Ian Y. H. Tan’s article, ‘The Colonial Port as Contact Zone’, excavates an alternative genealogy of the godown, usually thought of as a warehouse particular to Asian treaty ports and colonial cities. A hybrid industrial and commercial space that combined processing and storage, the godown was critical to the commercial development of the imperial economy. In spite of its stylized appearance and its liberal use of Palladian motifs, the Singapore godown was more than a European typology imported into the tropics. Tan argues that it was unique to the city and integrated the skills, materials, and building traditions of the migrant communities that constituted thriving port cities like Singapore.

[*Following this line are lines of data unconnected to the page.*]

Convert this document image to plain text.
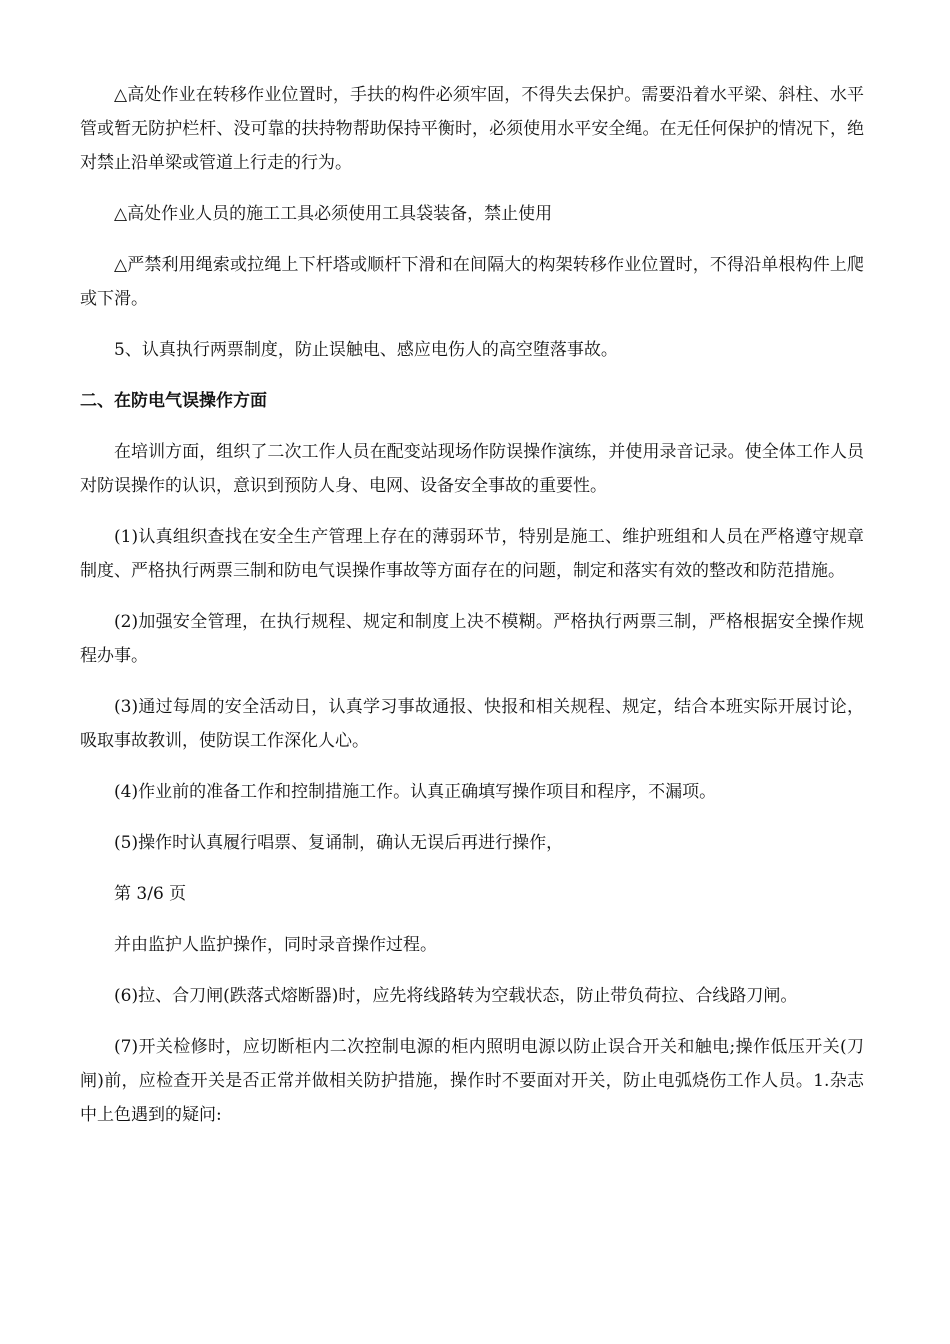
△高处作业在转移作业位置时，手扶的构件必须牢固，不得失去保护。需要沿着水平梁、斜柱、水平管或暂无防护栏杆、没可靠的扶持物帮助保持平衡时，必须使用水平安全绳。在无任何保护的情况下，绝对禁止沿单梁或管道上行走的行为。

△高处作业人员的施工工具必须使用工具袋装备，禁止使用

△严禁利用绳索或拉绳上下杆塔或顺杆下滑和在间隔大的构架转移作业位置时，不得沿单根构件上爬或下滑。

5、认真执行两票制度，防止误触电、感应电伤人的高空堕落事故。

二、在防电气误操作方面

在培训方面，组织了二次工作人员在配变站现场作防误操作演练，并使用录音记录。使全体工作人员对防误操作的认识，意识到预防人身、电网、设备安全事故的重要性。

(1)认真组织查找在安全生产管理上存在的薄弱环节，特别是施工、维护班组和人员在严格遵守规章制度、严格执行两票三制和防电气误操作事故等方面存在的问题，制定和落实有效的整改和防范措施。

(2)加强安全管理，在执行规程、规定和制度上决不模糊。严格执行两票三制，严格根据安全操作规程办事。

(3)通过每周的安全活动日，认真学习事故通报、快报和相关规程、规定，结合本班实际开展讨论，吸取事故教训，使防误工作深化人心。

(4)作业前的准备工作和控制措施工作。认真正确填写操作项目和程序，不漏项。

(5)操作时认真履行唱票、复诵制，确认无误后再进行操作，

第 3/6 页

并由监护人监护操作，同时录音操作过程。

(6)拉、合刀闸(跌落式熔断器)时，应先将线路转为空载状态，防止带负荷拉、合线路刀闸。

(7)开关检修时，应切断柜内二次控制电源的柜内照明电源以防止误合开关和触电;操作低压开关(刀闸)前，应检查开关是否正常并做相关防护措施，操作时不要面对开关，防止电弧烧伤工作人员。1.杂志中上色遇到的疑问:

These articles form the beginning of a collection that uses the figure of the comprador to interrogate the complex and uneven development of colonial cities and global modern architecture. Further investigations might explore not only the areas outlined above but also some of the following questions: How did comprador tastes shape the circulation of regional idioms? Did comprador building projects preserve local ‘traditions’ or accelerate the development of modern approaches to construction and design? How did comprador agents cultivate or weaken building expertise? How did comprador patronage support the growth of the architectural profession? How did comprador building projects intervene on the growth of new cities? How were compradors able to translate, across diverse social circumstances, building communities, and cultural tastes? How did comprador tastes appeal to both regionalist and nationalist tendencies? We welcome additional contributions that examine these questions and continue to explore the ways compradors in diverse regions of the world capitalist economy of the 19th and 20th centuries shaped a conversation between formative iterations of European and Asian architecture.

Acknowledgements

The first three articles in this collection were originally presented in the panel of the same name at the 2018 Fifth International Meeting of the European Architectural History Network in Tallinn. I wish to express my gratitude to the authors of the articles and to the editorial team of Architectural Histories for their efforts in shepherding this collection through the publication process during the global upheavals of the intervening two years.

Competing Interests

The author has no competing interests to declare.